NBC’s call of Team USA’s first-ever cross-country skiing gold medal was one for the ages.
As Jessie Diggins stretched out her left ski and crossed the finish line of the women’s cross-country team sprint race, she raised her arms above her head before tumbling to the snow in jubilation seconds later, where she was mobbed by her teammate, Kikkan Randall.
“Did we just win the Olympics?” Diggins said, microphones picking up her words.
It was a historic finish for Diggins and Randall as they won the United States’ first-ever Olympic gold medal in cross-country skiing. Bill Koch’s silver at Innsbruck 1976 was Team USA’s only previous cross-country medal.
Jocelyn Lamoureux-Morando scored the game-winning goal in the sixth round of a shootout with a move nicknamed “Oops I did it again” for its multiple fakes.
Thirty-eight years to the day after the U.S. Men’s Ice Hockey Team achieved the Miracle on Ice, the U.S. Women’s Ice Hockey Team delivered its own moment that will live forever in Team USA history.
Trailing rival Canada by one goal late in regulation, Monique Lamoureux-Davidson scored the game-tying goal and, following a scoreless overtime, her twin sister Jocelyne Lamoureux-Morando scored the sensational game-winning goal in the sixth round of a shootout to lift the U.S. to a 3-2 victory in the gold-medal game.
It was the first gold medal for Team USA since the inaugural Olympic women’s hockey tournament at Nagano 1998 and provided a bit of redemption having lost three of the past four Olympic finals to Canada, including in overtime at Sochi 2014.
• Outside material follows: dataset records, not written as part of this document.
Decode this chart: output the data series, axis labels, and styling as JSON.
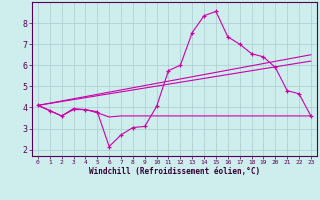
{
  "xlabel": "Windchill (Refroidissement éolien,°C)",
  "background_color": "#ceeeed",
  "grid_color": "#aacccc",
  "line_color": "#cc00aa",
  "xlim": [
    -0.5,
    23.5
  ],
  "ylim": [
    1.7,
    9.0
  ],
  "yticks": [
    2,
    3,
    4,
    5,
    6,
    7,
    8
  ],
  "xticks": [
    0,
    1,
    2,
    3,
    4,
    5,
    6,
    7,
    8,
    9,
    10,
    11,
    12,
    13,
    14,
    15,
    16,
    17,
    18,
    19,
    20,
    21,
    22,
    23
  ],
  "series_flat_x": [
    0,
    1,
    2,
    3,
    4,
    5,
    6,
    7,
    8,
    9,
    10,
    11,
    12,
    13,
    14,
    15,
    16,
    17,
    18,
    19,
    20,
    21,
    22,
    23
  ],
  "series_flat_y": [
    4.1,
    3.85,
    3.6,
    3.9,
    3.9,
    3.75,
    3.55,
    3.6,
    3.6,
    3.6,
    3.6,
    3.6,
    3.6,
    3.6,
    3.6,
    3.6,
    3.6,
    3.6,
    3.6,
    3.6,
    3.6,
    3.6,
    3.6,
    3.6
  ],
  "series_main_x": [
    0,
    1,
    2,
    3,
    4,
    5,
    6,
    7,
    8,
    9,
    10,
    11,
    12,
    13,
    14,
    15,
    16,
    17,
    18,
    19,
    20,
    21,
    22,
    23
  ],
  "series_main_y": [
    4.1,
    3.85,
    3.6,
    3.95,
    3.9,
    3.8,
    2.15,
    2.7,
    3.05,
    3.1,
    4.05,
    5.75,
    6.0,
    7.55,
    8.35,
    8.55,
    7.35,
    7.0,
    6.55,
    6.4,
    5.9,
    4.8,
    4.65,
    3.6
  ],
  "series_trend1_x": [
    0,
    23
  ],
  "series_trend1_y": [
    4.1,
    6.5
  ],
  "series_trend2_x": [
    0,
    23
  ],
  "series_trend2_y": [
    4.1,
    6.2
  ]
}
Pushed to the edge of elimination, Team USA was resilient as it beat the best in the world en route to its first curling gold medal.
With four losses in its first six preliminary matches, the U.S. Men’s Curling Team found itself on the brink of elimination with three matches remaining in pool play, all against top opponents. But Team USA pulled off three consecutive victories to qualify for the Medal Round. There, skip John Shuster and his rink beat three-time Olympic defending champion Canada for the first time in the Olympics in the semifinals and toppled Sweden in the final to win Team USA’s first-ever gold medal in curling.
It was a stunning victory. Shuster had participated in the previous three Olympic Winter Games, but he and his group were not included when USA Curling created a High Performance Program following a disappointing performance at Sochi 2014.
Instead, Shuster formed his own rink, which subsequently won U.S. nationals and earned a spot in the High Performance Program, eventually leading to winning the Olympic Trials and a berth at PyeongChang 2018.